Histórias da Medicina Portuguesa

No termo de uma vida de trabalho, todos temos histórias a contar. Vamos também aprendendo a ler a História de um modo pessoal. Este blogue pretende viver um pouco da minha experiência e muito dos nomes grandes que todos conhecemos. Nos pequenos textos que apresento, a investigação é superficial e as generalizações poderão ser todas discutidas. A ambição é limitada. Pretendo apenas entreter colegas despreocupados e (quem sabe?) despertar o interesse pela pesquisa mais aprofundada das questões que afloro.
Espero não estar a dar início a um projecto unipessoal. As portas de Histórias da Medicina estão abertas a todos os colegas que queiram colaborar com críticas, comentários ou artigos, venham eles da vivência de cada um ou das reflexões sobre as leituras que fizeram.
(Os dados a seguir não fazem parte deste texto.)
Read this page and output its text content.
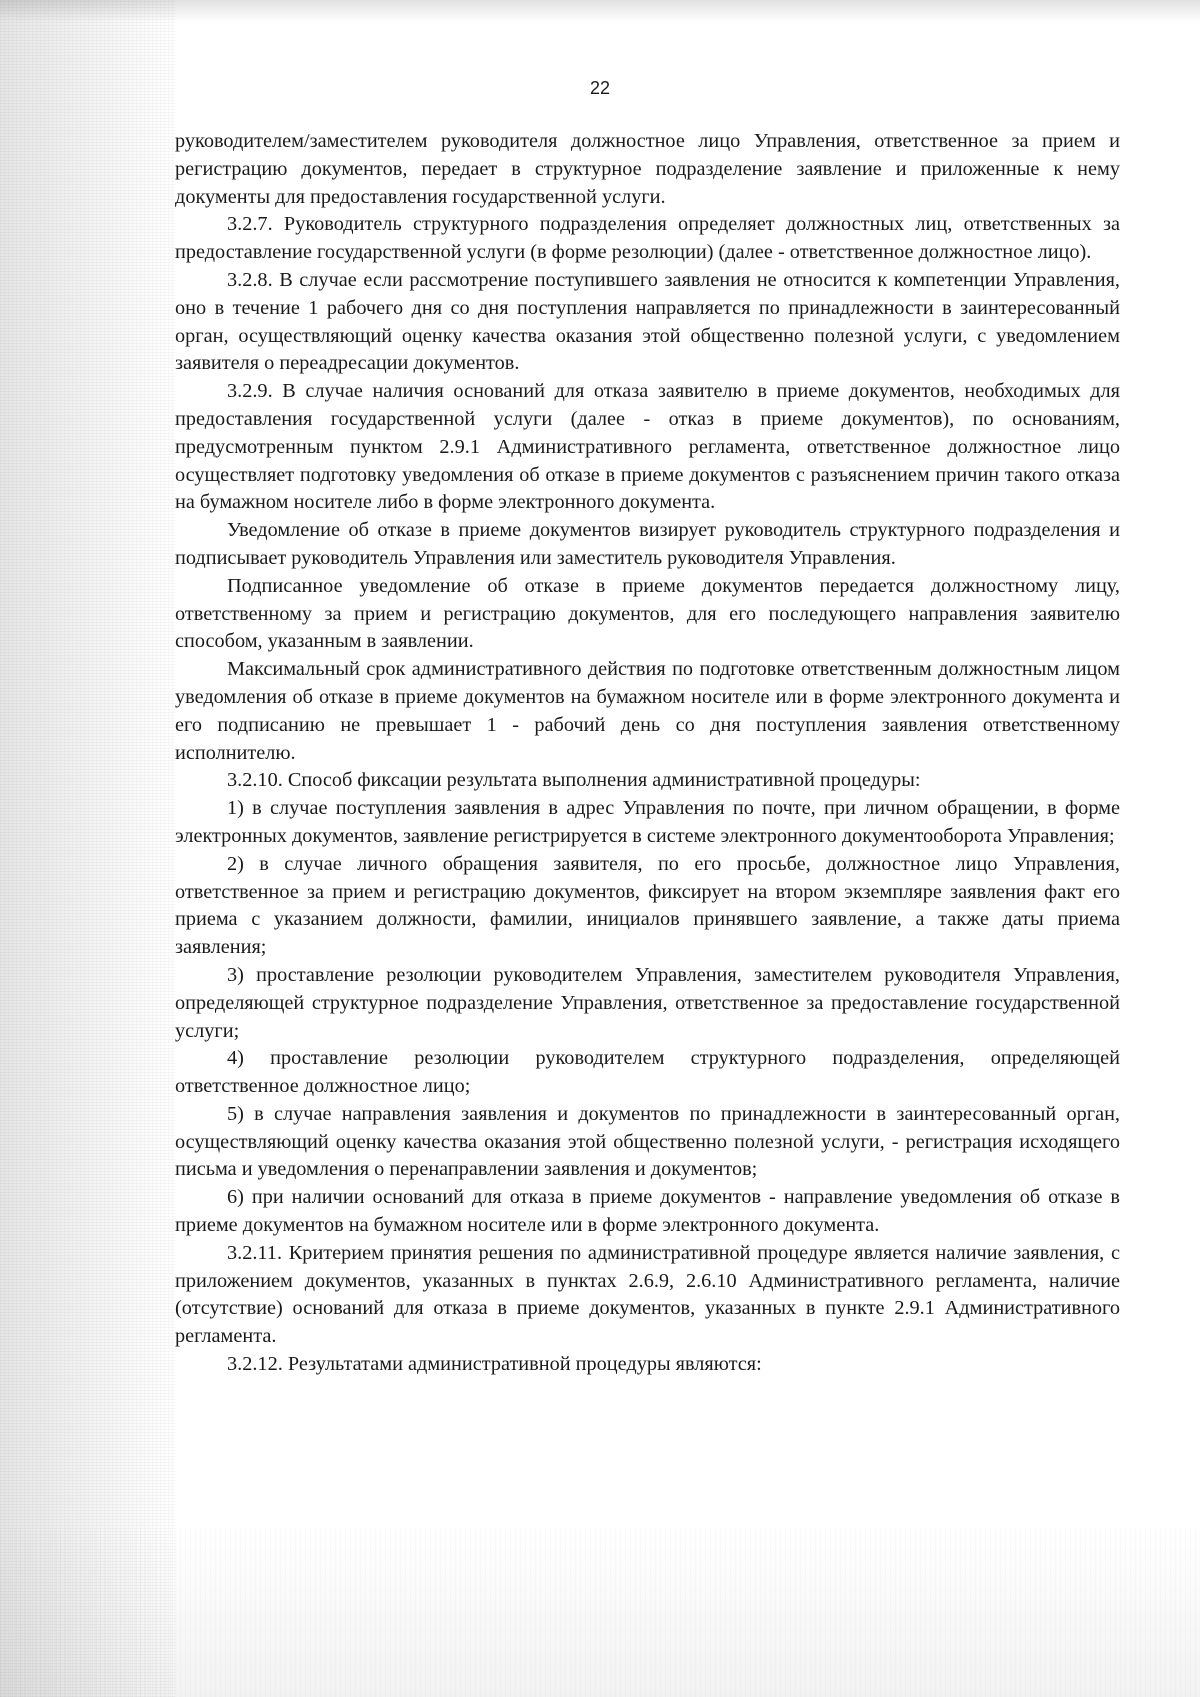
22

руководителем/заместителем руководителя должностное лицо Управления, ответственное за прием и регистрацию документов, передает в структурное подразделение заявление и приложенные к нему документы для предоставления государственной услуги.

3.2.7. Руководитель структурного подразделения определяет должностных лиц, ответственных за предоставление государственной услуги (в форме резолюции) (далее - ответственное должностное лицо).

3.2.8. В случае если рассмотрение поступившего заявления не относится к компетенции Управления, оно в течение 1 рабочего дня со дня поступления направляется по принадлежности в заинтересованный орган, осуществляющий оценку качества оказания этой общественно полезной услуги, с уведомлением заявителя о переадресации документов.

3.2.9. В случае наличия оснований для отказа заявителю в приеме документов, необходимых для предоставления государственной услуги (далее - отказ в приеме документов), по основаниям, предусмотренным пунктом 2.9.1 Административного регламента, ответственное должностное лицо осуществляет подготовку уведомления об отказе в приеме документов с разъяснением причин такого отказа на бумажном носителе либо в форме электронного документа.

Уведомление об отказе в приеме документов визирует руководитель структурного подразделения и подписывает руководитель Управления или заместитель руководителя Управления.

Подписанное уведомление об отказе в приеме документов передается должностному лицу, ответственному за прием и регистрацию документов, для его последующего направления заявителю способом, указанным в заявлении.

Максимальный срок административного действия по подготовке ответственным должностным лицом уведомления об отказе в приеме документов на бумажном носителе или в форме электронного документа и его подписанию не превышает 1 - рабочий день со дня поступления заявления ответственному исполнителю.

3.2.10. Способ фиксации результата выполнения административной процедуры:

1) в случае поступления заявления в адрес Управления по почте, при личном обращении, в форме электронных документов, заявление регистрируется в системе электронного документооборота Управления;

2) в случае личного обращения заявителя, по его просьбе, должностное лицо Управления, ответственное за прием и регистрацию документов, фиксирует на втором экземпляре заявления факт его приема с указанием должности, фамилии, инициалов принявшего заявление, а также даты приема заявления;

3) проставление резолюции руководителем Управления, заместителем руководителя Управления, определяющей структурное подразделение Управления, ответственное за предоставление государственной услуги;

4) проставление резолюции руководителем структурного подразделения, определяющей ответственное должностное лицо;

5) в случае направления заявления и документов по принадлежности в заинтересованный орган, осуществляющий оценку качества оказания этой общественно полезной услуги, - регистрация исходящего письма и уведомления о перенаправлении заявления и документов;

6) при наличии оснований для отказа в приеме документов - направление уведомления об отказе в приеме документов на бумажном носителе или в форме электронного документа.

3.2.11. Критерием принятия решения по административной процедуре является наличие заявления, с приложением документов, указанных в пунктах 2.6.9, 2.6.10 Административного регламента, наличие (отсутствие) оснований для отказа в приеме документов, указанных в пункте 2.9.1 Административного регламента.

3.2.12. Результатами административной процедуры являются:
segunda-feira, 6 de julho de 2020



OS MÉDICOS DA PESTE


No começo da Idade Moderna, na Europa, já se reconhecia empiricamente a importância de proteger o nariz, a boca e os olhos contra as infeções. Assim, para se defenderem dos miasmas supostamente existentes no ar fétido, alguns médicos usavam máscaras inspiradas em bicos de aves. No seu interior eram colocadas substâncias aromáticas. O lugar dos olhos era preenchido com lentes de vidro.


É curiosa a associação das substâncias com bom cheiro à ação desinfetante. A ideia poderá ter nascido do contraste com o cheiro pútrido da matéria orgânica em decomposição. Usavam-se, entre outras substâncias, a hortelã, a cânfora e a mirra. A palha servia de filtro para o ar contaminado.
O traje era completo, com botas, luvas, blusa e chapéu, geralmente em couro de cabra. Cobriam-se com um sobretudo de pano grosso.










A sua utilização reduziu-se no século XVIII. As máscaras cirúrgicas dos nossos dias tiveram origem quando se começou a desenvolver a bacteriologia.
Existiram médicos da peste um pouco em toda a Europa. Foram conhecidos, pelo menos na Itália, na Holanda, na Espanha e na França.
Eram contratados pelas cidades atingidas pelas epidemias e deveriam tratar ricos e pobres. Os seus serviços eram considerados valiosos e valeram-lhes alguns privilégios, como o de praticar autópsias, proibidas em muitos países. Como seria de esperar, alguns contraíam a doença no exercício da profissão e acabavam por falecer.
Os médicos da peste usavam bastões para poderem examinar os doentes sem os tocar. Uma das suas obrigações consistia em proceder ao registo dos vitimados pela praga. Em muitos casos, foram testemunhas das últimas vontades e, frequentemente, testamenteiros.
Os métodos terapêuticos eram os da época: praticavam sangrias e colocavam sanguessugas nas adenopatias. Muitas vezes as suas funções obrigavam-nos à quarentena.
Embora o cargo tenha sido desempenhado por nomes sonantes da História da Medicina, de modo geral, esses clínicos eram considerados médicos de segunda categoria. Na França e na Holanda, não dispunham mesmo de qualquer formação médica.
Quase todas as regras conhecem exceções.
Guy de Chauliac, médico do papa Clemente VI, foi dos primeiros clínicos a investigar a doença. Acabou por morrer dela.


   Guy de Chauliac praticando a autópsia de o corpo dum falecido com peste negra.


O famoso Nostradamus deu conselhos interessantes para combater a peste: os cadáveres deveriam ser removidos rapidamente e convinha respirar ar puro e beber água limpa. Nostradamus opôs-se à sangria dos pestiferados. 
Paracelso e Ambroise Paré desempenharam também as funções de médicos da peste.